2. When you have your items together go ahead and see which groups are the largest and allot them the roomiest spots in your pantry. It's best to start shelving these larger groups from the edges of your pantry and working inward because you will save more space like this. 


3. Get your containers out! Use airtight mason jars for items that can go stale, specifically nuts and spices. Take out food items from their packaging based on which items will fit well inside your containers. For example, I've taken out spaghetti and a few other pastas from their packaging because I have containers that will house them well.



4. Set up your shelf inserts in areas where you have smaller items that can get lost. I've used my shelf inserts in the "Canned Goods" and "Baking" sections because cans are hard to stack without toppling over and many baking supplies (like baking powder, baking soda, vanilla extract, and spice jars) are small and can get misplaced easily. 


5. Some items are best kept in their original packaging, especially items from warehouse stores like Costco are already packaged neatly in square or rectangular boxes. When you start to run low on multiples of these, you can house them all together in a separate reusable container.


6. Make use of "uncoventional" pantry storage solutions. I have learned over the years to never throw away a perfectly usable container. If I don't have a spot for it now I know that I will definitely find a spot for it later. I recently reorganized my kids' craft cabinets opting for larger containers instead of the myriad small ones I had before. I ended up emptying 7 containers of varying sizes and piled them up for later use. Later as I was reorganizing my pantry I had an "Aha!" moment when I realized I could use some of these craft containers to house several food items instead. 


These containers which I purchased from Ikea originally held my kids crayons and oil pastels. I reused them in my pantry to hold small pouches of Indian spices (aka Shan Masala) which I took out of their respective boxes and labled before tossing them in these sturdy containers. Because a lot of these spices come in twos, I labled each box to show which spices were open and closed, so I can finish using one before opening another. 


I also had two very old Danish Butter Cookie tins which I was using to hold some of my kids art supplies. Since I have found other containers for their ever-expanding craft collection, I decided I could reuse these in my pantry too. These bags of flour, pastas and rices were getting lost in the corner of my pantry so I seperated the flours from the pastas and grains and used a thick piece of drawing paper and masking tape to label their contents. Now all these bags have a place to reside without getting smushed in a corner.

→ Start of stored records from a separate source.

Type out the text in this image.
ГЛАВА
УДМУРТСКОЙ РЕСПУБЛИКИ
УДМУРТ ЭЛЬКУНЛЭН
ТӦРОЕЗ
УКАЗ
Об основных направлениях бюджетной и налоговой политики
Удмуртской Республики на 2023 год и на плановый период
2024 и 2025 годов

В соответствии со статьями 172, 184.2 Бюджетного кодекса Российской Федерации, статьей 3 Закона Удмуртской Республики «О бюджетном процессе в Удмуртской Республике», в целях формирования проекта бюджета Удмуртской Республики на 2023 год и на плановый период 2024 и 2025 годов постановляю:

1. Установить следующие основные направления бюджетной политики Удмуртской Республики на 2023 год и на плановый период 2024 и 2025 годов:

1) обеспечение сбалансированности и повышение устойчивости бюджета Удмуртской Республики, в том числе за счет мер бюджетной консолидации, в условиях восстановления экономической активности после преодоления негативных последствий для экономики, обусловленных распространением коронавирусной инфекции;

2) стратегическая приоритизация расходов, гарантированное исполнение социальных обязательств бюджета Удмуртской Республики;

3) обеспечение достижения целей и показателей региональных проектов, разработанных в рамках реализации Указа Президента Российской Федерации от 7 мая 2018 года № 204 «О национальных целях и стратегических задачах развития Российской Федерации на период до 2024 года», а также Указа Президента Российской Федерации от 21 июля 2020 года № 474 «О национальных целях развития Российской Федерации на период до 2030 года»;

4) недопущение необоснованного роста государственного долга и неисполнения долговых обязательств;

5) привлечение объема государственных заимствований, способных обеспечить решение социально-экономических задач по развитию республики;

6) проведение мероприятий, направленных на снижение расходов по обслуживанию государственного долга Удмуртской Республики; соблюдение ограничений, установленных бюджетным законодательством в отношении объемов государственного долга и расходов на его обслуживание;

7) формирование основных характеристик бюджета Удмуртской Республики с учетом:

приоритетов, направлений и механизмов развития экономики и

Additionally, I purchased a galvanized bucket at Target last year when it went on clearance. I use it sometimes for parties to hold drinks and ice. When its not being used for that, it sits at the floor of my pantry to hold (you guessed it!) extra drinks. My family does not drink soda but I always end up buying a pack of the fizzy stuff when we are going to have company over. Of course it never finishes so it goes in here until the next party.  



7. Label everything! My family laughs at the OCD way I have of labeling absolutely everything, but there really is no better way of staying organized and knowing where all your things are. It's important to get into the habit of labeling what you have because you won't remember where it is when you need it. I like to see what I have without opening a bunch of stuff, making a mess, and getting frustrated that I can't find what I need. So I always categorize, then subcategorize and label. This sounds like a lot of work, and perhaps if you're not used to organizing it might require some effort. But I promise you, if you spend some time intially organizing your space, you'll spend so much less time and energy figuring out where things are in the future.